When the timetable changed in December 2006, the Nordhessische Verkehrsverbund contracted a large part of the SPNV services of the EB in its area, so that the majority of the trains reversed in Eichenberg and only some services ran through to Kassel-Wilhelmshöhe.

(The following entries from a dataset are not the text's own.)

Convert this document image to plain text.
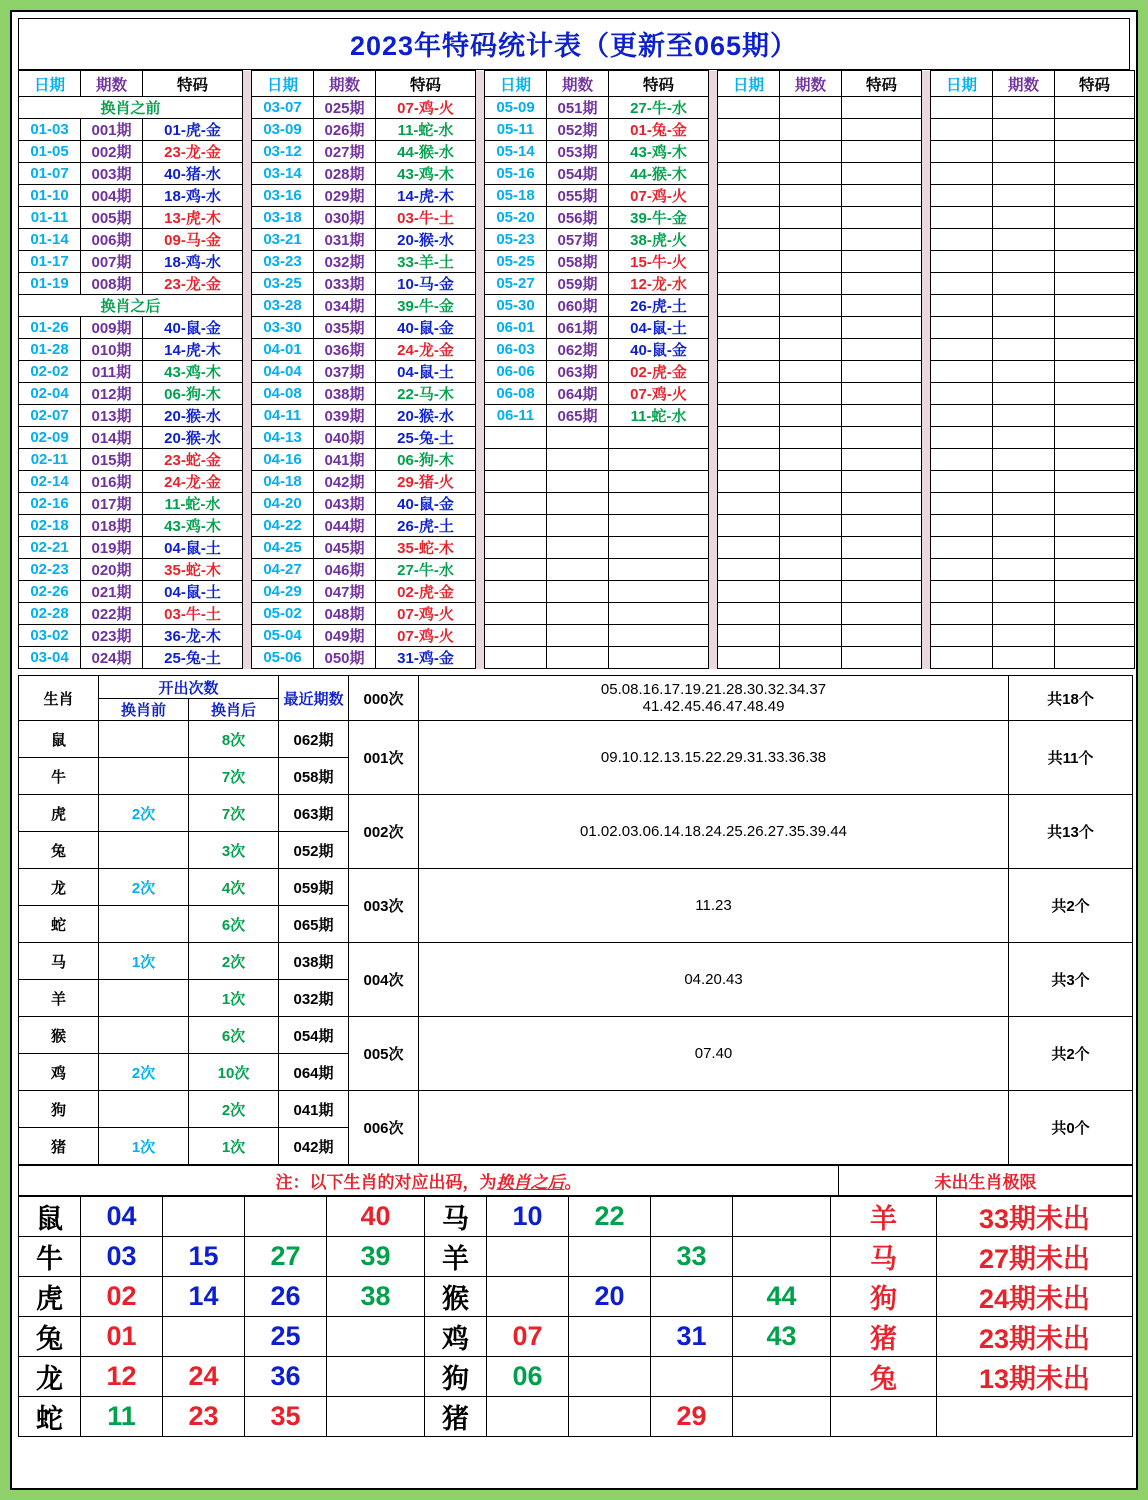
2023年特码统计表（更新至065期）
日期	期数	特码		日期	期数	特码		日期	期数	特码		日期	期数	特码		日期	期数	特码
换肖之前				03-07	025期	07-鸡-火		05-09	051期	27-牛-水								
01-03	001期	01-虎-金		03-09	026期	11-蛇-水		05-11	052期	01-兔-金								
01-05	002期	23-龙-金		03-12	027期	44-猴-水		05-14	053期	43-鸡-木								
01-07	003期	40-猪-水		03-14	028期	43-鸡-木		05-16	054期	44-猴-木								
01-10	004期	18-鸡-水		03-16	029期	14-虎-木		05-18	055期	07-鸡-火								
01-11	005期	13-虎-木		03-18	030期	03-牛-土		05-20	056期	39-牛-金								
01-14	006期	09-马-金		03-21	031期	20-猴-水		05-23	057期	38-虎-火								
01-17	007期	18-鸡-水		03-23	032期	33-羊-土		05-25	058期	15-牛-火								
01-19	008期	23-龙-金		03-25	033期	10-马-金		05-27	059期	12-龙-水								
换肖之后				03-28	034期	39-牛-金		05-30	060期	26-虎-土								
01-26	009期	40-鼠-金		03-30	035期	40-鼠-金		06-01	061期	04-鼠-土								
01-28	010期	14-虎-木		04-01	036期	24-龙-金		06-03	062期	40-鼠-金								
02-02	011期	43-鸡-木		04-04	037期	04-鼠-土		06-06	063期	02-虎-金								
02-04	012期	06-狗-木		04-08	038期	22-马-木		06-08	064期	07-鸡-火								
02-07	013期	20-猴-水		04-11	039期	20-猴-水		06-11	065期	11-蛇-水								
02-09	014期	20-猴-水		04-13	040期	25-兔-土												
02-11	015期	23-蛇-金		04-16	041期	06-狗-木												
02-14	016期	24-龙-金		04-18	042期	29-猪-火												
02-16	017期	11-蛇-水		04-20	043期	40-鼠-金												
02-18	018期	43-鸡-木		04-22	044期	26-虎-土												
02-21	019期	04-鼠-土		04-25	045期	35-蛇-木												
02-23	020期	35-蛇-木		04-27	046期	27-牛-水												
02-26	021期	04-鼠-土		04-29	047期	02-虎-金												
02-28	022期	03-牛-土		05-02	048期	07-鸡-火												
03-02	023期	36-龙-木		05-04	049期	07-鸡-火												
03-04	024期	25-兔-土		05-06	050期	31-鸡-金												
生肖	开出次数		最近期数	000次	05.08.16.17.19.21.28.30.32.34.37
41.42.45.46.47.48.49	共18个
	换肖前	换肖后				
鼠		8次	062期	001次	09.10.12.13.15.22.29.31.33.36.38	共11个
牛		7次	058期			
虎	2次	7次	063期	002次	01.02.03.06.14.18.24.25.26.27.35.39.44	共13个
兔		3次	052期			
龙	2次	4次	059期	003次	11.23	共2个
蛇		6次	065期			
马	1次	2次	038期	004次	04.20.43	共3个
羊		1次	032期			
猴		6次	054期	005次	07.40	共2个
鸡	2次	10次	064期			
狗		2次	041期	006次		共0个
猪	1次	1次	042期			
注：以下生肖的对应出码，为换肖之后。	未出生肖极限
鼠	04			40	马	10	22			羊	33期未出
牛	03	15	27	39	羊			33		马	27期未出
虎	02	14	26	38	猴		20		44	狗	24期未出
兔	01		25		鸡	07		31	43	猪	23期未出
龙	12	24	36		狗	06				兔	13期未出
蛇	11	23	35		猪			29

After massive passenger complaints and a significant decline in the number of passengers, EB has been running most of the trains between Eichenberg and Kassel-Wilhelmshöhe since 1 April 2007 on its own account, which according to its statements amounted to about 80 percent of the train kilometres operated on this section until the timetable change in 2006. A pair of trains that initially ran to in the morning and also on their own account have also reversed in Kassel-Wilhelmshöhe since the timetable change in 2007. On 15 December 2013, operations on lines 1 and 2 were handed over to DB Regio.

The Erfurt–Ilmenau–Rennsteig line and the service station at Ilmenau station were handed over to the subsidiary Süd-Thüringen-Bahn in December 2017, which had previously operated them on behalf of the Erfurter Bahn.

| Line | Transit time (in min) | Route | Sections | KBS-section- number | In operation |
|---|---|---|---|---|---|
| RB 46 | 60 | Erfurt – Neudietendorf – Arnstadt – Plaue (Thür) – Ilmenau – Rennsteig | Erfurt–Neudietendorf Neudietendorf–Plaue Plaue–Rennsteig | 566 | 14 December 2002 – 9 December 2017 |

== Literature ==
- Frehner Consulting GmbH (ed.): Erfurter Bahn, Kommt gut an – In Tradition und Leistung seit 1912 (in German) 2007
- Burkhard Beyer: Thüringer fahren bald in Bayern. Erfurter Industriebahn expandiert. In: LOK MAGAZIN. Nr. 261/Jahrgang 42/2003. GeraNova Zeitschriftenverlag GmbH München, ISSN 0458-1822, p. 18.